Overall, the implications of log-normal concentration distributions span a broad spectrum of potential applications, ranging from data analysis methodologies, sampling strategies, emissions estimation, source apportionment calculations, modelling of chemical fate, estimation of toxic exposure to future climate scenarios9,25,29,41,42,43,44,45,46,47,48,49,50,51,52. Given the general mathematical formulation of the model (Eq. 2), we note that the applicability extends to log-normal concentration distributions also beyond Environmental systems53,54.

A specific example, where mechanistic insights may be derived from analysis of concentration distributions is the estimation of lifetimes (τ = 1/k, Eq. 1)55,56. Our present findings suggest that observation of log-normally distributed concentration data, perhaps especially at remote or receptor sites, may indicate sink kinetics, and may therefore provide insights into the sink rate (Eqs. 4a–b and 5).

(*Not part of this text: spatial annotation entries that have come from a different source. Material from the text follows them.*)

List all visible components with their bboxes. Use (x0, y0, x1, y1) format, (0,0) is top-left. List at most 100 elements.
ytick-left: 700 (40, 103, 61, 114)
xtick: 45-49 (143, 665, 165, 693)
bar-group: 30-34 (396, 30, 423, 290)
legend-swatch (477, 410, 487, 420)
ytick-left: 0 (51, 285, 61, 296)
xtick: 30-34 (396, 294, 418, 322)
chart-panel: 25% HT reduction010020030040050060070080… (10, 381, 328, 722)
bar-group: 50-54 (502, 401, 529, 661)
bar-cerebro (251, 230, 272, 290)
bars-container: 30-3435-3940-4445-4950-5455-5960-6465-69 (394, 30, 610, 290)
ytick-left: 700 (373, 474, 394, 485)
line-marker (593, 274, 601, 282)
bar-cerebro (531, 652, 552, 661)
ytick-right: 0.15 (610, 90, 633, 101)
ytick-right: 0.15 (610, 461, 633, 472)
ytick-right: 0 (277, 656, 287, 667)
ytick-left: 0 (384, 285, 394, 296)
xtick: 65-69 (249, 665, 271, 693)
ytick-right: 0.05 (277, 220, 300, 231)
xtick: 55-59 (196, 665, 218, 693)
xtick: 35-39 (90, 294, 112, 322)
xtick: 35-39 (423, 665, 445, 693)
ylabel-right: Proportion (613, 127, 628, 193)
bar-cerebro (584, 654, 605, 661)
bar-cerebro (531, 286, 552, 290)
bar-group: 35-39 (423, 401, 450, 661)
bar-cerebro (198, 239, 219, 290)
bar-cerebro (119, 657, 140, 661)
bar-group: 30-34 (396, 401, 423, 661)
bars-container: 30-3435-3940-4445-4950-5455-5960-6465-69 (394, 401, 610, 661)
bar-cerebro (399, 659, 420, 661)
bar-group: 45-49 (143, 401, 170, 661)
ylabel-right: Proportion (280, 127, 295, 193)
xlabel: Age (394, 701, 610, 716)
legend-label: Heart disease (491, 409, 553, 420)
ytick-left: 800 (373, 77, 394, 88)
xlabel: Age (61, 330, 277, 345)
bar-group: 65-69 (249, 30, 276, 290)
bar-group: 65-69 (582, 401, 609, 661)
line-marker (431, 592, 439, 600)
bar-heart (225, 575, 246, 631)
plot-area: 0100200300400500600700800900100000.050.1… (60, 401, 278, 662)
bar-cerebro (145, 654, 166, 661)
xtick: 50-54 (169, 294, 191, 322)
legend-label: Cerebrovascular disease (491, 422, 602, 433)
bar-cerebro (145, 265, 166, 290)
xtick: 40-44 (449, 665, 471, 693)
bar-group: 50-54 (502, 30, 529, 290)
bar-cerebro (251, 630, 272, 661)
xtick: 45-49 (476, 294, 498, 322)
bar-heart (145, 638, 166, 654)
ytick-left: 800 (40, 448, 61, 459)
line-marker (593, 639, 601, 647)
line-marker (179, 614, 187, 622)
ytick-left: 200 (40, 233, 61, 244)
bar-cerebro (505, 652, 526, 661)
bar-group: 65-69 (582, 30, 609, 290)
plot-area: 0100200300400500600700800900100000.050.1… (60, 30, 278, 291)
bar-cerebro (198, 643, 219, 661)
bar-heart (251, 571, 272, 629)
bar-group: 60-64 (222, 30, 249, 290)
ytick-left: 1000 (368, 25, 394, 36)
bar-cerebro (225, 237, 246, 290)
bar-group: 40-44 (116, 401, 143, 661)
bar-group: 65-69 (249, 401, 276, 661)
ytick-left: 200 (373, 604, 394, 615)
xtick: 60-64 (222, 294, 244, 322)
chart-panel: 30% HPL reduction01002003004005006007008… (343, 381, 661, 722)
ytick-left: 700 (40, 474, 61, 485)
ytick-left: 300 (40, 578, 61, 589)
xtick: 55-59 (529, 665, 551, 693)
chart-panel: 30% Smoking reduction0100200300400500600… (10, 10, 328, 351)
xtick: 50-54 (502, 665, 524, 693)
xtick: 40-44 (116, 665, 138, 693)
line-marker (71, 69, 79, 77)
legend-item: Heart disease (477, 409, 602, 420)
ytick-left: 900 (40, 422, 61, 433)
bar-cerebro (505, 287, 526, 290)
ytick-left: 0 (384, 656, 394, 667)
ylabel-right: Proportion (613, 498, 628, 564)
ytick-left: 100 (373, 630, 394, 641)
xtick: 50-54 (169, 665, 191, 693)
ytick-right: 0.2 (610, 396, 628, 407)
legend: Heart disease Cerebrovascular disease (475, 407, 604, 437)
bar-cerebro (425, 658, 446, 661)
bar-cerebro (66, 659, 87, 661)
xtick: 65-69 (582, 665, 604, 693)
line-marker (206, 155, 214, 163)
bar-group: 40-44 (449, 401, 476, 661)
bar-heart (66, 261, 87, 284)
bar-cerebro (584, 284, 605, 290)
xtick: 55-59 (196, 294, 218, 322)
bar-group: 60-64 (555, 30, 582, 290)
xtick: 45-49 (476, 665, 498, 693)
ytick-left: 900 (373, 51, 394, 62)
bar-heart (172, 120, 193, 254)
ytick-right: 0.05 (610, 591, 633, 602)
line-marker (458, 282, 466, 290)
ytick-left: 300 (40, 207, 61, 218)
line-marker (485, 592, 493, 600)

Another specific situation where concentration distribution analysis is of importance is the common challenge of trend detection in environmental data11. For certain time-series data, log-transformation is commonly used prior to statistical analysis51,57. The present analysis may provide a physico-chemical motivation for such transformations, potentially contributing to interpretations. A third specific example regards the analysis of ratios of diagnostic markers, which are common tools to assess sources and processes across Earth and Environmental sciences. Examples include ratios of chemical markers and isotope signatures, where the latter commonly are reported as concentration ratios. The ratio of two log-normal random variables is another log-normal variable58. We may then predict that if the overall concentrations are log-normal, then, e.g., isotope signatures should also be log-normal, with potential implications for data analysis methodology and interpretation.

Finally, we note that rates in environmental systems often are proportional to concentrations, e.g., reactants. As an example, the sink rate for CO is proportional to the OH concentration (see Theory). Consequently, if the concentration is log-normal, so is the rate. Furthermore, fluxes (e.g., emission or sink fluxes) are often defined as the product of a rate and a concentration (or at least the amount, by some proportional measure). Taken together, this suggests that log-normal concentration distributions may imply log-normal distributions also for rates and/or fluxes for certain systems, with implications for, e.g., emission estimation or box models47,49,59.

All-in-all, this paper presents a mechanistic model for how log-normal concentrations may emerge in the environment, which in turn suggests an explanation for the relative abundance.